AI-SEPS 2019- Proceedings of the 6th ACM SIGPLAN International Workshop on AI-Inspired and Empirical Methods for Software Engineering on Parallel Computing Systems

Full Citation in the ACM Digital Library

SESSION: Papers

“It looks like you’re writing a parallel loop”: a machine learning based parallelization assistant

Despite decades of research into parallelizing compiler technology, software parallelization remains a largely manual task where the key resource is expert time. In this paper we focus on the time-consuming task of identifying those loops in a program, which are both worthwhile and feasible to parallelize. We present a methodology and tool which make better use of expert time by guiding their effort directly towards those loops, where the largest performance gains can be expected while keeping analysis and transformation effort at a minimum.

We have developed a novel parallelization assistant that provides programmers with a ranking of all loops in a program based on their overall merit. For each loop this metric combines its potential contribution to speedup and an estimated probability for its successful parallelization. This probability is predicted using a machine learning model, which has been trained, validated, and tested on 1415 labelled loops, achieving a prediction accuracy greater than 90%.

We have evaluated our parallelization assistant against sequential C applications from the SNU NAS benchmark suite. We show that our novel methodology achieves parallel performance levels comparable to those from expert programmers while requiring less expert time. On average, our assistant reduces the number of lines of code that have to be inspected manually before reaching expert-level parallel speedup by 20%.
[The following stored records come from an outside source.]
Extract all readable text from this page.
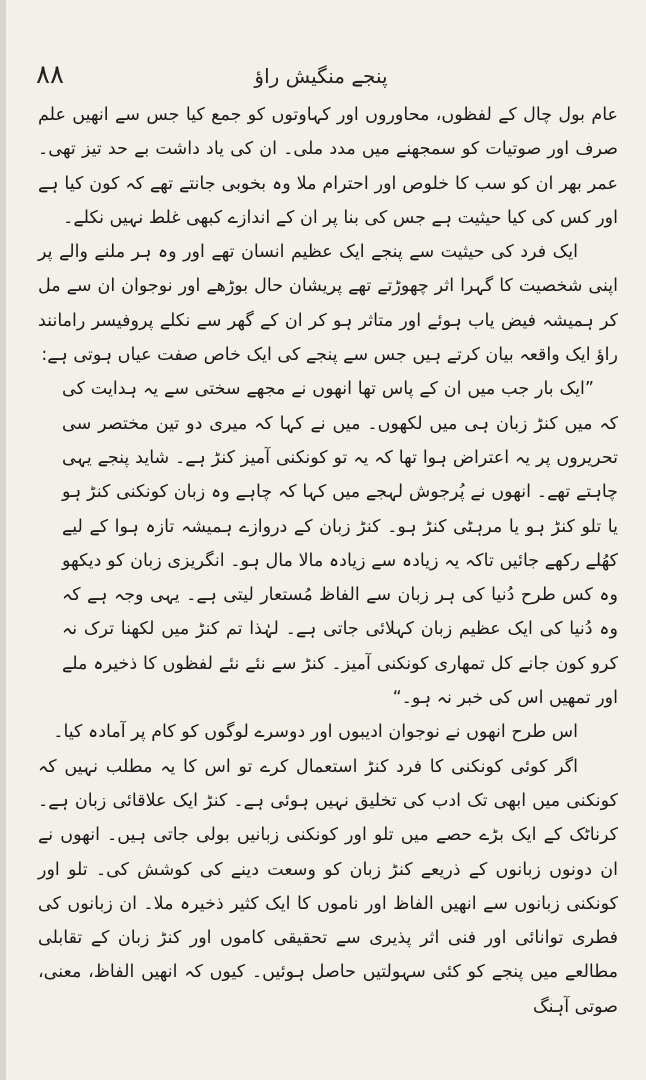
٨٨	پنجے منگیش راؤ

عام بول چال کے لفظوں، محاوروں اور کہاوتوں کو جمع کیا جس سے انھیں علم صرف اور صوتیات کو سمجھنے میں مدد ملی۔ ان کی یاد داشت بے حد تیز تھی۔ عمر بھر ان کو سب کا خلوص اور احترام ملا وہ بخوبی جانتے تھے کہ کون کیا ہے اور کس کی کیا حیثیت ہے جس کی بنا پر ان کے اندازے کبھی غلط نہیں نکلے۔

ایک فرد کی حیثیت سے پنجے ایک عظیم انسان تھے اور وہ ہر ملنے والے پر اپنی شخصیت کا گہرا اثر چھوڑتے تھے پریشان حال بوڑھے اور نوجوان ان سے مل کر ہمیشہ فیض یاب ہوئے اور متاثر ہو کر ان کے گھر سے نکلے پروفیسر رامانند راؤ ایک واقعہ بیان کرتے ہیں جس سے پنجے کی ایک خاص صفت عیاں ہوتی ہے:

”ایک بار جب میں ان کے پاس تھا انھوں نے مجھے سختی سے یہ ہدایت کی کہ میں کنڑ زبان ہی میں لکھوں۔ میں نے کہا کہ میری دو تین مختصر سی تحریروں پر یہ اعتراض ہوا تھا کہ یہ تو کونکنی آمیز کنڑ ہے۔ شاید پنجے یہی چاہتے تھے۔ انھوں نے پُرجوش لہجے میں کہا کہ چاہے وہ زبان کونکنی کنڑ ہو یا تلو کنڑ ہو یا مرہٹی کنڑ ہو۔ کنڑ زبان کے دروازے ہمیشہ تازہ ہوا کے لیے کھُلے رکھے جائیں تاکہ یہ زیادہ سے زیادہ مالا مال ہو۔ انگریزی زبان کو دیکھو وہ کس طرح دُنیا کی ہر زبان سے الفاظ مُستعار لیتی ہے۔ یہی وجہ ہے کہ وہ دُنیا کی ایک عظیم زبان کہلائی جاتی ہے۔ لہٰذا تم کنڑ میں لکھنا ترک نہ کرو کون جانے کل تمھاری کونکنی آمیز۔ کنڑ سے نئے نئے لفظوں کا ذخیرہ ملے اور تمھیں اس کی خبر نہ ہو۔“

اس طرح انھوں نے نوجوان ادیبوں اور دوسرے لوگوں کو کام پر آمادہ کیا۔

اگر کوئی کونکنی کا فرد کنڑ استعمال کرے تو اس کا یہ مطلب نہیں کہ کونکنی میں ابھی تک ادب کی تخلیق نہیں ہوئی ہے۔ کنڑ ایک علاقائی زبان ہے۔ کرناٹک کے ایک بڑے حصے میں تلو اور کونکنی زبانیں بولی جاتی ہیں۔ انھوں نے ان دونوں زبانوں کے ذریعے کنڑ زبان کو وسعت دینے کی کوشش کی۔ تلو اور کونکنی زبانوں سے انھیں الفاظ اور ناموں کا ایک کثیر ذخیرہ ملا۔ ان زبانوں کی فطری توانائی اور فنی اثر پذیری سے تحقیقی کاموں اور کنڑ زبان کے تقابلی مطالعے میں پنجے کو کئی سہولتیں حاصل ہوئیں۔ کیوں کہ انھیں الفاظ، معنی، صوتی آہنگ
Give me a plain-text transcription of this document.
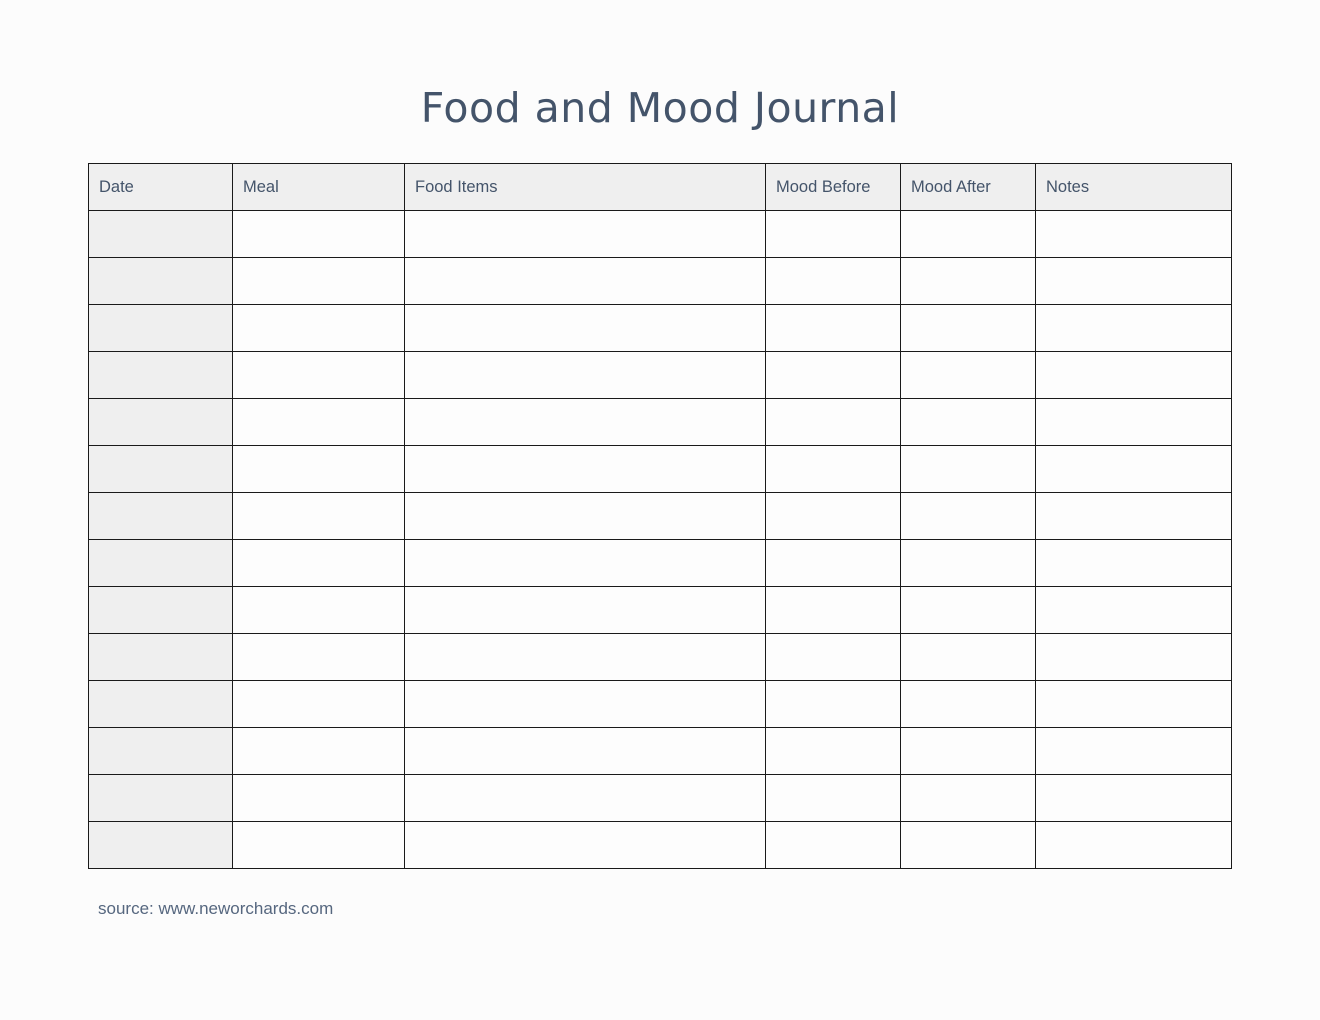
Food and Mood Journal
Date	Meal	Food Items	Mood Before	Mood After	Notes

source: www.neworchards.com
Automatic identification of standard template algorithms in raw loops

This paper explains a tool-based approach to detect sourcecode patterns that can be substituted with calls to the C++ standard template library (STL). The goal of the tool is to support developers in the process of refactoring a legacy code base to make use of modern library interfaces and standardized algorithms. This way, the intention of the programmer is encoded more explicitly in the code to increase readability. In addition, the STL is well tested, i.e., its use can improve robustness. We show early results from applying our tool to the High-Performance Conjugate Gradient (HPCG) benchmark. The current prototype creates roughly 50% false positives, all of which a human can easily identify.